Reporter: Astri Kharina Bangun | Editor: Djumyati P.
JAKARTA. Bank Indonesia (BI) tengah mengkaji perlunya mengatur sejumlah komponen suku bunga kredit untuk mendorong efisiensi perbankan.
"Aspeknya apa saja masih dikaji, tapi arahnya kita tahu. Kalau terkait hal-hal yang bisa dikendalikan oleh bank akan kita lakukan (pengaturan) tetapi kalau yang di luar kendali bank harus kita lihat lagi," kata Deputi Gubernur Bank Indonesia Halim Alamsyah usai Seminar Menuju Perbankan yang Efisien, Kamis (19/1).
Hal-hal yang bisa dikendalikan bank terkait efisiensi suku bunga kredit antara lain biaya overhead dan biaya terkait kegiatan operasional (operating expenses). Namun, Halim belum mau merinci biaya overhead dan operating expenses yang bakal diatur nanti.

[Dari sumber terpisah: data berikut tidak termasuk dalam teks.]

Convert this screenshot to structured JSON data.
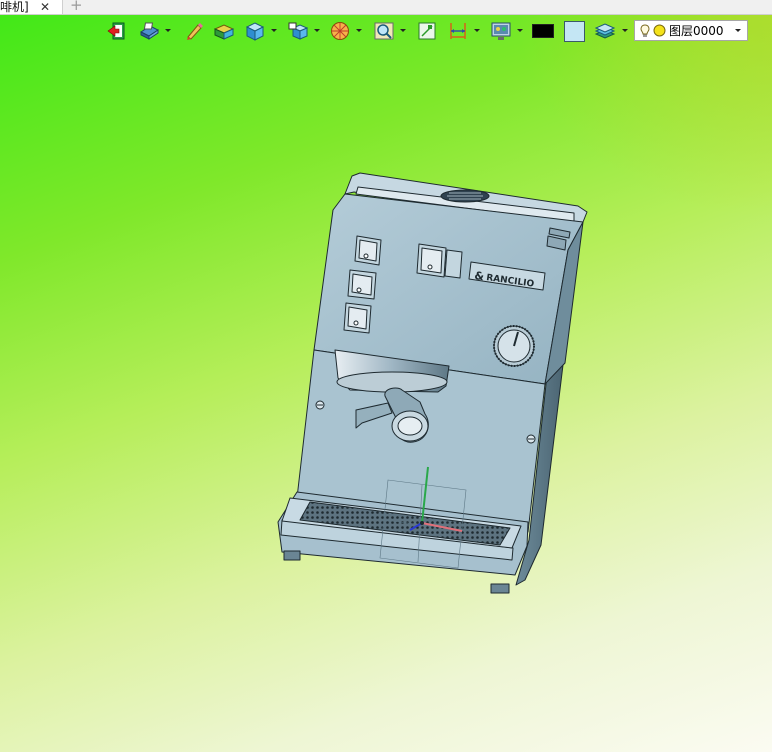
{
  "tab": {
    "title": "啡机]",
    "close": "✕",
    "add": "+"
  },
  "toolbar": {
    "items": [
      {
        "name": "exit-icon"
      },
      {
        "name": "print-icon",
        "dropdown": true
      },
      {
        "name": "pen-sketch-icon"
      },
      {
        "name": "solid-box-icon"
      },
      {
        "name": "cube-icon",
        "dropdown": true
      },
      {
        "name": "part-cube-icon",
        "dropdown": true
      },
      {
        "name": "render-sphere-icon",
        "dropdown": true
      },
      {
        "name": "view-zoom-icon",
        "dropdown": true
      },
      {
        "name": "fit-view-icon"
      },
      {
        "name": "dimension-icon",
        "dropdown": true
      },
      {
        "name": "display-settings-icon",
        "dropdown": true
      },
      {
        "name": "color-black-swatch"
      },
      {
        "name": "color-lightblue-swatch"
      },
      {
        "name": "layers-icon",
        "dropdown": true
      }
    ],
    "layer_select": {
      "value": "图层0000"
    }
  },
  "model": {
    "brand": "RANCILIO",
    "body_color": "#a8c4d2",
    "line_color": "#1e2a30"
  },
  "colors": {
    "background_top": "#3ee817",
    "background_bottom": "#fbfbf2",
    "swatch_black": "#000000",
    "swatch_lightblue": "#c4e6f4"
  }
}
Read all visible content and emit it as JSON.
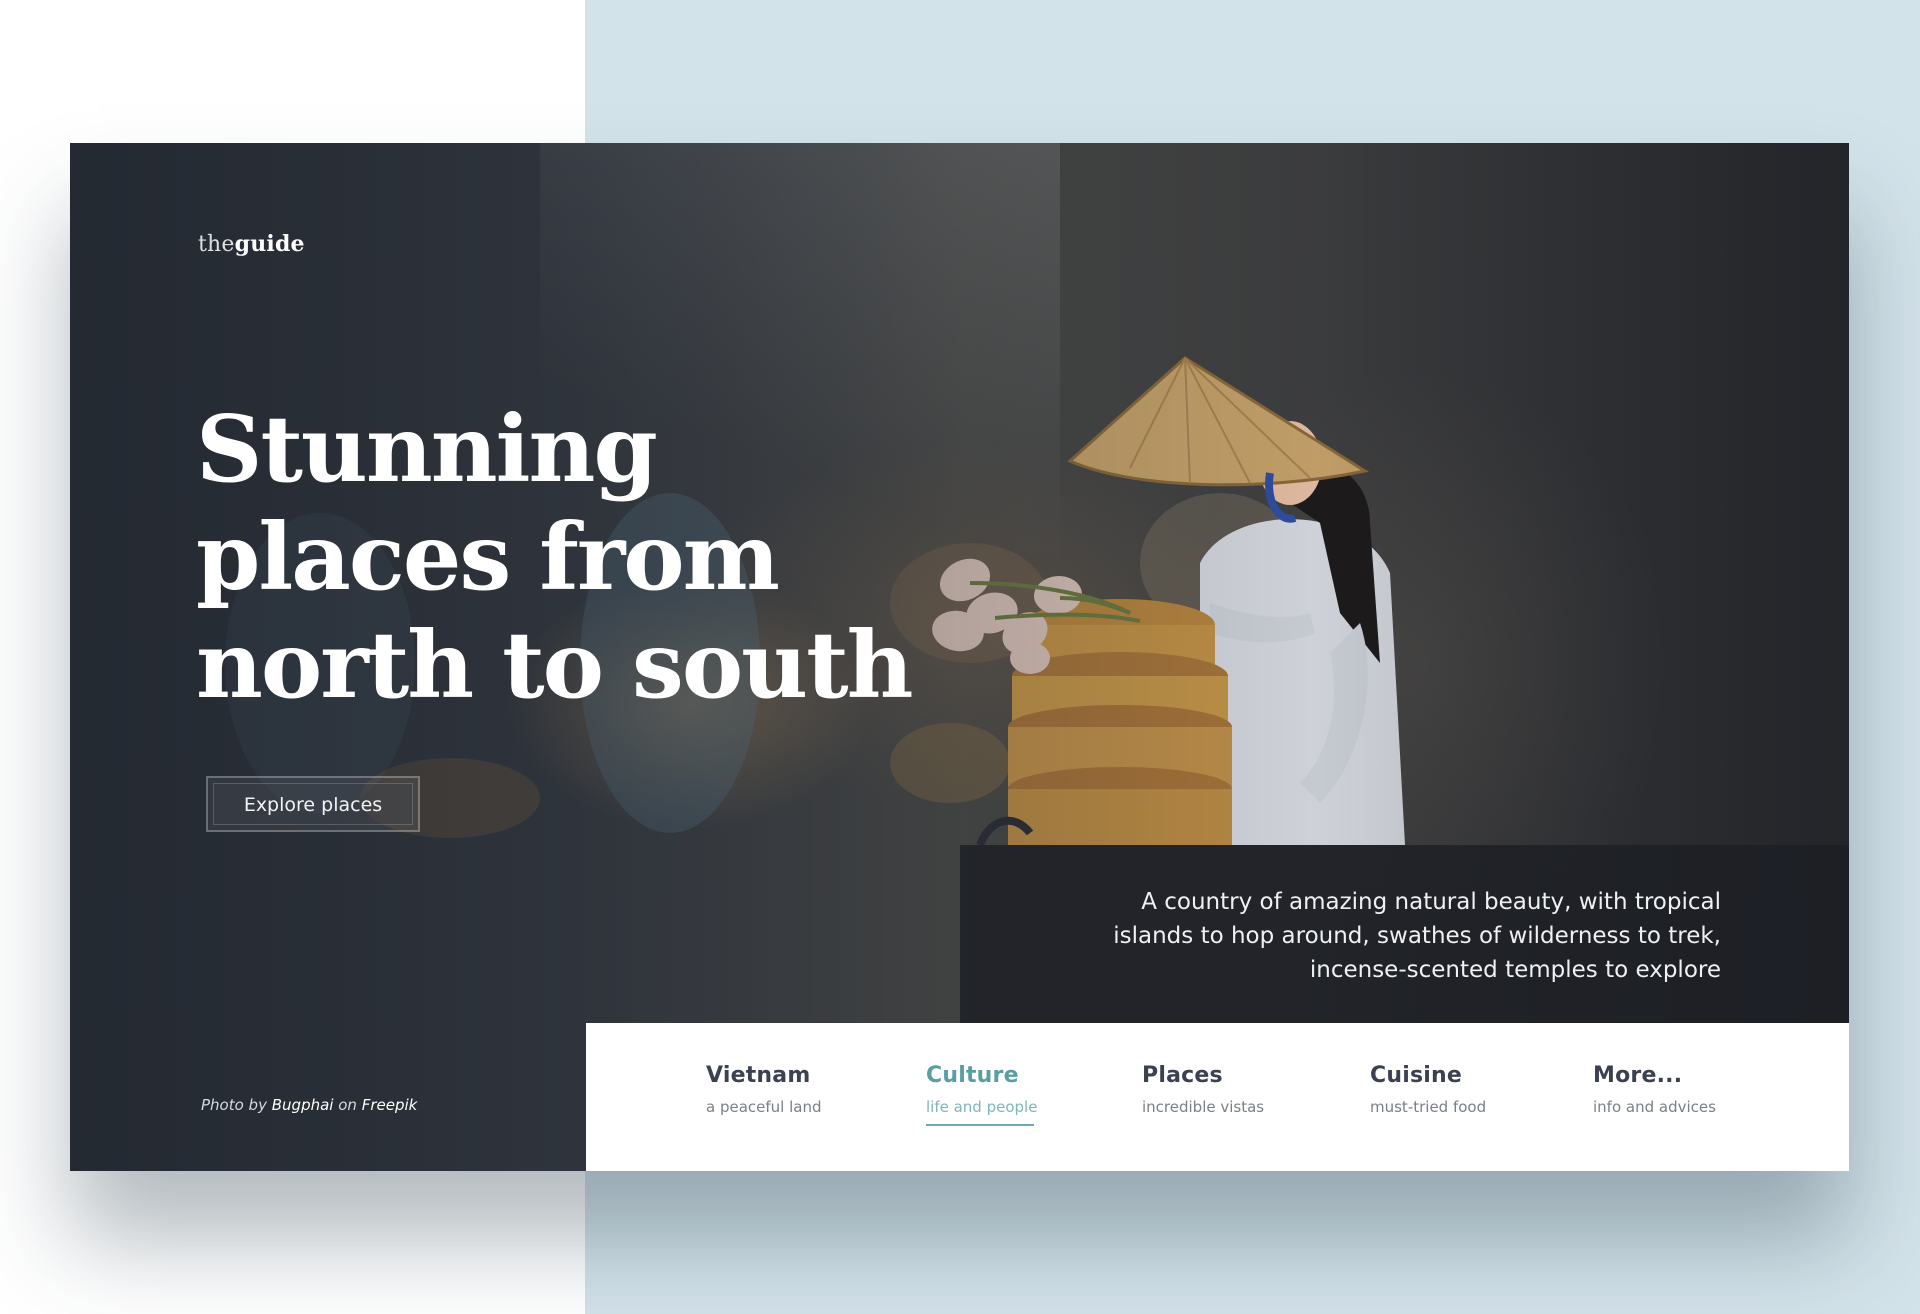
{
  "logo": {
    "part1": "the",
    "part2": "guide"
  },
  "hero": {
    "headline_lines": [
      "Stunning",
      "places from",
      "north to south"
    ],
    "cta_label": "Explore places",
    "description": "A country of amazing natural beauty, with tropical islands to hop around, swathes of wilderness to trek, incense-scented temples to explore"
  },
  "credit": {
    "prefix": "Photo by",
    "author": "Bugphai",
    "on": "on",
    "source": "Freepik"
  },
  "nav": {
    "items": [
      {
        "title": "Vietnam",
        "subtitle": "a peaceful land"
      },
      {
        "title": "Culture",
        "subtitle": "life and people",
        "active": true
      },
      {
        "title": "Places",
        "subtitle": "incredible vistas"
      },
      {
        "title": "Cuisine",
        "subtitle": "must-tried food"
      },
      {
        "title": "More...",
        "subtitle": "info and advices"
      }
    ]
  },
  "colors": {
    "page_left_bg": "#ffffff",
    "page_right_bg": "#d3e3ea",
    "accent": "#5a9ea4",
    "nav_text": "#3b4150",
    "description_bg": "#1c1e24"
  }
}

"Ini sifatnya masih umum. Apakah bentuknya PBI atau bukan, kita masih belum tahu. Apakah dengan supervisory action saja cukup atau apakah perlu pakai aturan, kita lihat nanti," kata Halim.

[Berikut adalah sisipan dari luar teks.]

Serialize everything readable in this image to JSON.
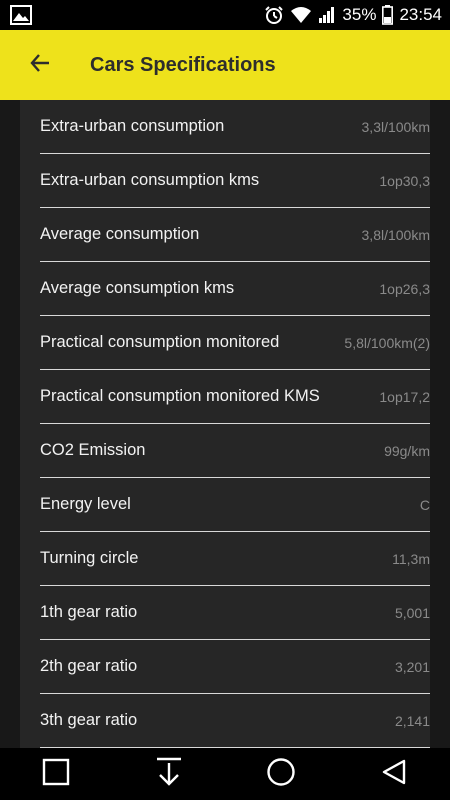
{
  "status_bar": {
    "battery_percent": "35%",
    "time": "23:54",
    "icons": [
      "image-icon",
      "alarm-icon",
      "wifi-icon",
      "signal-icon",
      "battery-icon"
    ]
  },
  "app_bar": {
    "title": "Cars Specifications",
    "back_icon": "arrow-left-icon",
    "background_color": "#EEE21B"
  },
  "specs": [
    {
      "label": "Extra-urban consumption",
      "value": "3,3l/100km"
    },
    {
      "label": "Extra-urban consumption kms",
      "value": "1op30,3"
    },
    {
      "label": "Average consumption",
      "value": "3,8l/100km"
    },
    {
      "label": "Average consumption kms",
      "value": "1op26,3"
    },
    {
      "label": "Practical consumption monitored",
      "value": "5,8l/100km(2)"
    },
    {
      "label": "Practical consumption monitored KMS",
      "value": "1op17,2"
    },
    {
      "label": "CO2 Emission",
      "value": "99g/km"
    },
    {
      "label": "Energy level",
      "value": "C"
    },
    {
      "label": "Turning circle",
      "value": "11,3m"
    },
    {
      "label": "1th gear ratio",
      "value": "5,001"
    },
    {
      "label": "2th gear ratio",
      "value": "3,201"
    },
    {
      "label": "3th gear ratio",
      "value": "2,141"
    }
  ],
  "nav_bar": {
    "icons": [
      "recents-square-icon",
      "download-arrow-icon",
      "home-circle-icon",
      "back-triangle-icon"
    ]
  }
}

Halim memaparkan sebetulnya potensi meningkatkan kredit perbankan di Indonesia sangat besar mengingat perbankan dalam kondisi ekses likuiditas. Akan tetapi, faktanya porsi penyaluran kredit di Indonesia dibandingkan PDB masih lebih rendah dibandingkan negara-negara lainnya di kawasan Asia. Mengacu pada data BI tahun 2010, rasio penyaluran kredit perbankan Indonesia terhadap PDB hanya 27,5%. Sementara di Filipina 31,1%, India 50,1%, Thailand 84,8%, Singapura 106,3%, Malaysia 115,3%, dan China 119,4%.
"Dari survei yang pernah BI lakukan tahun 2010, suku bunga kredit yang relatif tinggi menjadi kendala dalam pemanfaatan kredit. Faktor inefisiensi disinyalir menjadi salah satu penyebab suku bunga tinggi," jelas Halim.
Ia menambahkan, ada beberapa indikator efisiensi yang menunjukkan perbankan Indonesia kalah efisien dibanding negara lain. Antara lain, rasio biaya operasional terhadap pendapatan operasional (BOPO) serta rentang (spread) antara suku bunga kredit dan suku bunga deposito.
Selain itu, berdasarkan metode penghitungan yang dilakukan BI, didapati biaya dana (cost of fund) yang tinggi di Indonesia menjadi salah satu faktor penyumbang terbesar tingginya suku bunga kredit di Indonesia. Dengan menggunakan sampel dari empat bank besar di Indonesia, BI menyimpulkan tingginya cost of fund dan operating expenses mendorong rasio expense perbankan Indonesia jauh lebih tinggi dari peer perbankan negara sekawasan.
Rata-rata rasio expense empat bank yang menjadi sampel BI sebesar 7,95%. Sementara Filipina, Thailand, dan Malaysia masing-masing 5,32%, 3,35%, dan 3,38%.
Ketua Umum Perbanas Sigit Pramono menuturkan penurunan biaya overhead bukanlah sesuatu bisa dilakukan dengan seketika. Bentuk efisiensi yang bisa dilakukan bank antara lain bisa dari segi belanja teknologi. Misalnya, seperti yang baru saja dilakukan Bank Mandiri dan Bank Central Asia lewat interkoneksi jaringan ATM.
"Kalau ada bank yang sudah melakukan itu harusnya diberi intensif atau reward supaya merangsang lebih efisien," kata Sigit tanpa menyebut bentuk reward yang dimaksud.